21.3.03

A solidão acena do vidro da janela, desdenhando do calor de dentro de minha casa. Me chama pra fora, quer que eu sinta o frio, que eu dê minha cara a tapa. Se aperta entre os batentes da porta, quer afugentar as visitas, interceptar as notícias. Quer que eu desista, que eu faça de conta que serei infeliz assim.

Bate no vidro e mostra que minha sala não tem móveis, que meu quarto não tem quadros, que minha escrivaninha não tem porta-retratos. Ri de minha taça vazia, da garrafa de vinho que nunca termina.

Solta beijos pelas mãos frias, abre os braços querendo colo, pede algo que não posso dar.

Mostra a porta pela qual a menina saiu, levando suas roupas, sua escova de dentes, o meu coração. Aponta para a carta na geladeira, para a assinatura firme, pela falta de emoção.

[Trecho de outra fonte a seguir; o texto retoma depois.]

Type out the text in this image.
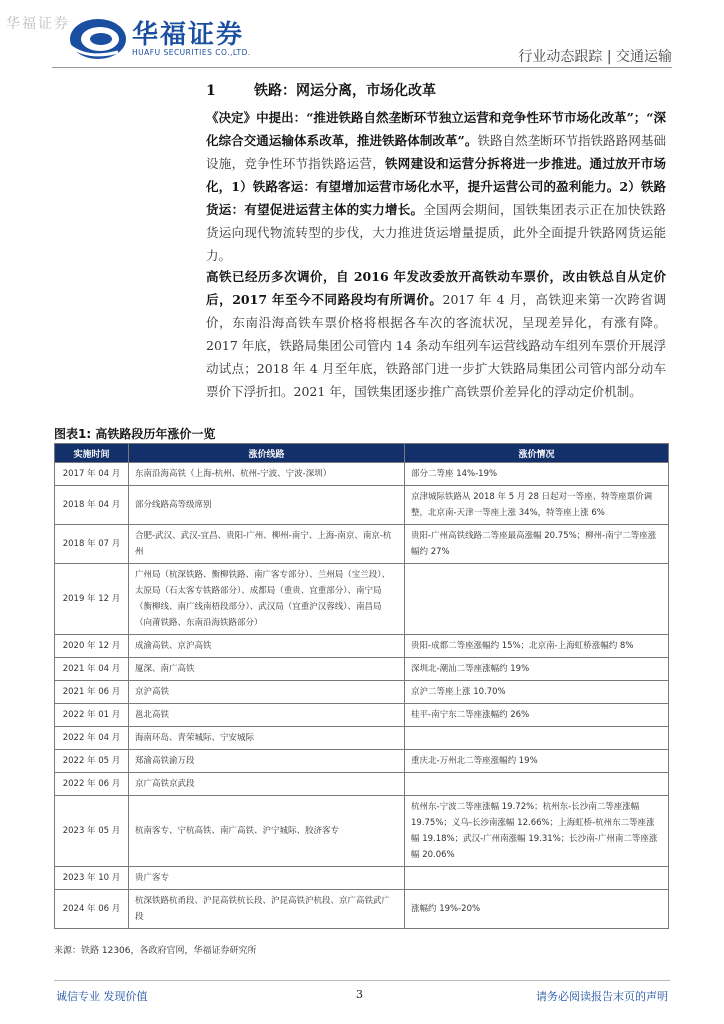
华福证券 华福证券
HUAFU SECURITIES CO.,LTD.	行业动态跟踪 | 交通运输
1	铁路：网运分离，市场化改革
《决定》中提出：“推进铁路自然垄断环节独立运营和竞争性环节市场化改革”；“深化综合交通运输体系改革，推进铁路体制改革”。铁路自然垄断环节指铁路路网基础设施，竞争性环节指铁路运营，铁网建设和运营分拆将进一步推进。通过放开市场化，1）铁路客运：有望增加运营市场化水平，提升运营公司的盈利能力。2）铁路货运：有望促进运营主体的实力增长。全国两会期间，国铁集团表示正在加快铁路货运向现代物流转型的步伐，大力推进货运增量提质，此外全面提升铁路网货运能力。
高铁已经历多次调价，自 2016 年发改委放开高铁动车票价，改由铁总自从定价后，2017 年至今不同路段均有所调价。2017 年 4 月，高铁迎来第一次跨省调价，东南沿海高铁车票价格将根据各车次的客流状况，呈现差异化，有涨有降。2017 年底，铁路局集团公司管内 14 条动车组列车运营线路动车组列车票价开展浮动试点；2018 年 4 月至年底，铁路部门进一步扩大铁路局集团公司管内部分动车票价下浮折扣。2021 年，国铁集团逐步推广高铁票价差异化的浮动定价机制。
图表1: 高铁路段历年涨价一览
实施时间	涨价线路	涨价情况
2017 年 04 月	东南沿海高铁（上海-杭州、杭州-宁波、宁波-深圳）	部分二等座 14%-19%
2018 年 04 月	部分线路高等级席别	京津城际铁路从 2018 年 5 月 28 日起对一等座、特等座票价调整，北京南-天津一等座上涨 34%，特等座上涨 6%
2018 年 07 月	合肥-武汉、武汉-宜昌、贵阳-广州、柳州-南宁、上海-南京、南京-杭州	贵阳-广州高铁线路二等座最高涨幅 20.75%；柳州-南宁二等座涨幅约 27%
2019 年 12 月	广州局（杭深铁路、衡柳铁路、南广客专部分）、兰州局（宝兰段）、太原局（石太客专铁路部分）、成都局（重贵、宜重部分）、南宁局（衡柳线、南广线南梧段部分）、武汉局（宜重沪汉蓉线）、南昌局（向莆铁路、东南沿海铁路部分）	
2020 年 12 月	成渝高铁、京沪高铁	贵阳-成都二等座涨幅约 15%；北京南-上海虹桥涨幅约 8%
2021 年 04 月	厦深、南广高铁	深圳北-潮汕二等座涨幅约 19%
2021 年 06 月	京沪高铁	京沪二等座上涨 10.70%
2022 年 01 月	邕北高铁	桂平-南宁东二等座涨幅约 26%
2022 年 04 月	海南环岛、青荣城际、宁安城际	
2022 年 05 月	郑渝高铁渝万段	重庆北-万州北二等座涨幅约 19%
2022 年 06 月	京广高铁京武段	
2023 年 05 月	杭南客专、宁杭高铁、南广高铁、沪宁城际、胶济客专	杭州东-宁波二等座涨幅 19.72%；杭州东-长沙南二等座涨幅 19.75%；义乌-长沙南涨幅 12.66%；上海虹桥-杭州东二等座涨幅 19.18%；武汉-广州南涨幅 19.31%；长沙南-广州南二等座涨幅 20.06%
2023 年 10 月	贵广客专	
2024 年 06 月	杭深铁路杭甬段、沪昆高铁杭长段、沪昆高铁沪杭段、京广高铁武广段	涨幅约 19%-20%
来源：铁路 12306，各政府官网，华福证券研究所
诚信专业 发现价值	3	请务必阅读报告末页的声明
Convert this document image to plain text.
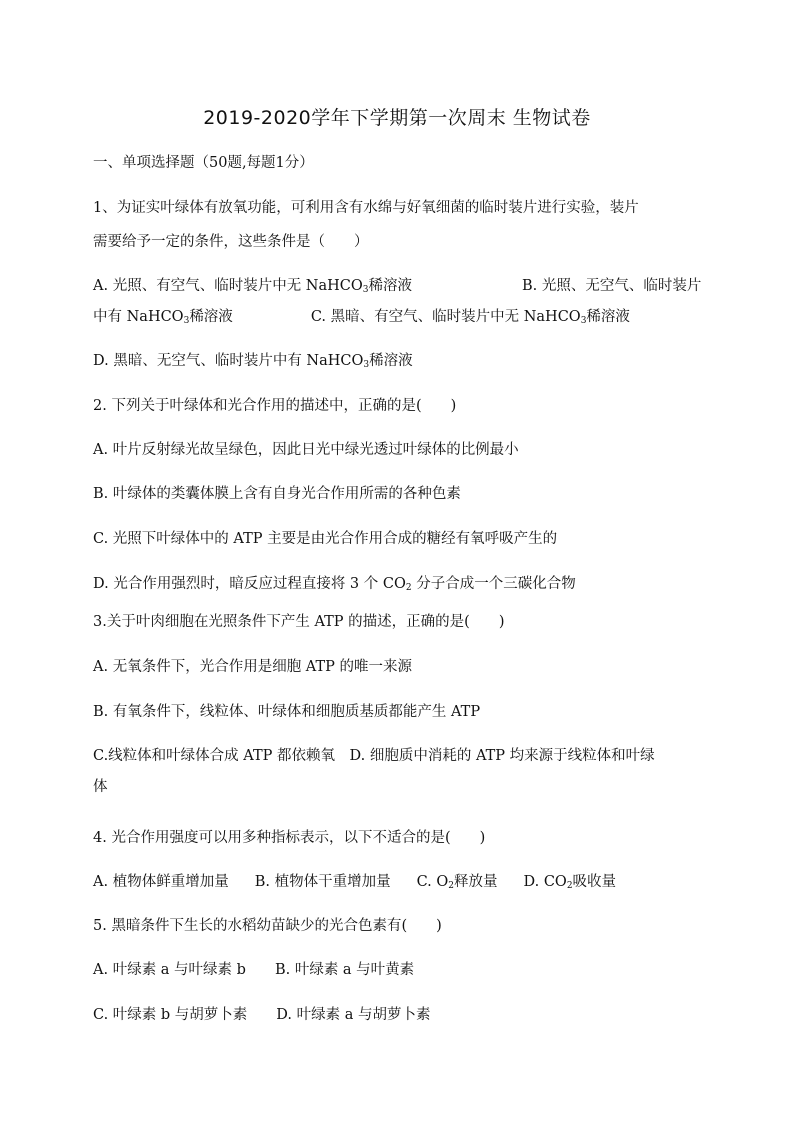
2019-2020学年下学期第一次周末 生物试卷
一、单项选择题（50题,每题1分）
1、为证实叶绿体有放氧功能，可利用含有水绵与好氧细菌的临时装片进行实验，装片
需要给予一定的条件，这些条件是（　　）
A. 光照、有空气、临时装片中无 NaHCO$_3$稀溶液	B. 光照、无空气、临时装片
中有 NaHCO$_3$稀溶液	C. 黑暗、有空气、临时装片中无 NaHCO$_3$稀溶液
D. 黑暗、无空气、临时装片中有 NaHCO$_3$稀溶液
2. 下列关于叶绿体和光合作用的描述中，正确的是(　　)
A. 叶片反射绿光故呈绿色，因此日光中绿光透过叶绿体的比例最小
B. 叶绿体的类囊体膜上含有自身光合作用所需的各种色素
C. 光照下叶绿体中的 ATP 主要是由光合作用合成的糖经有氧呼吸产生的
D. 光合作用强烈时，暗反应过程直接将 3 个 $CO_2$ 分子合成一个三碳化合物
3.关于叶肉细胞在光照条件下产生 ATP 的描述，正确的是(　　)
A. 无氧条件下，光合作用是细胞 ATP 的唯一来源
B. 有氧条件下，线粒体、叶绿体和细胞质基质都能产生 ATP
C.线粒体和叶绿体合成 ATP 都依赖氧　D. 细胞质中消耗的 ATP 均来源于线粒体和叶绿
体
4. 光合作用强度可以用多种指标表示，以下不适合的是(　　)
A. 植物体鲜重增加量 B. 植物体干重增加量 C. $O_2$释放量 D. $CO_2$吸收量
5. 黑暗条件下生长的水稻幼苗缺少的光合色素有(　　)
A. 叶绿素 a 与叶绿素 b　　B. 叶绿素 a 与叶黄素
C. 叶绿素 b 与胡萝卜素　　D. 叶绿素 a 与胡萝卜素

A solidão raspa os pés no tapete, sempre se preparando para entrar. Se acha a única no mundo de quem eu possa precisar, quer ser minha desde a hora em que eu acordo até o momento em que for me deitar.

Mas não consigo deixá-la entrar.

É que enquanto eu existir pra mim mesmo, enquanto eu puder me fazer compania, não preciso me desesperar. Enquanto tiver amigos na vida, sempre vai existir uma mesa em um bar.

Enquanto houver amor nessa vida, a solidão vai ter que esperar.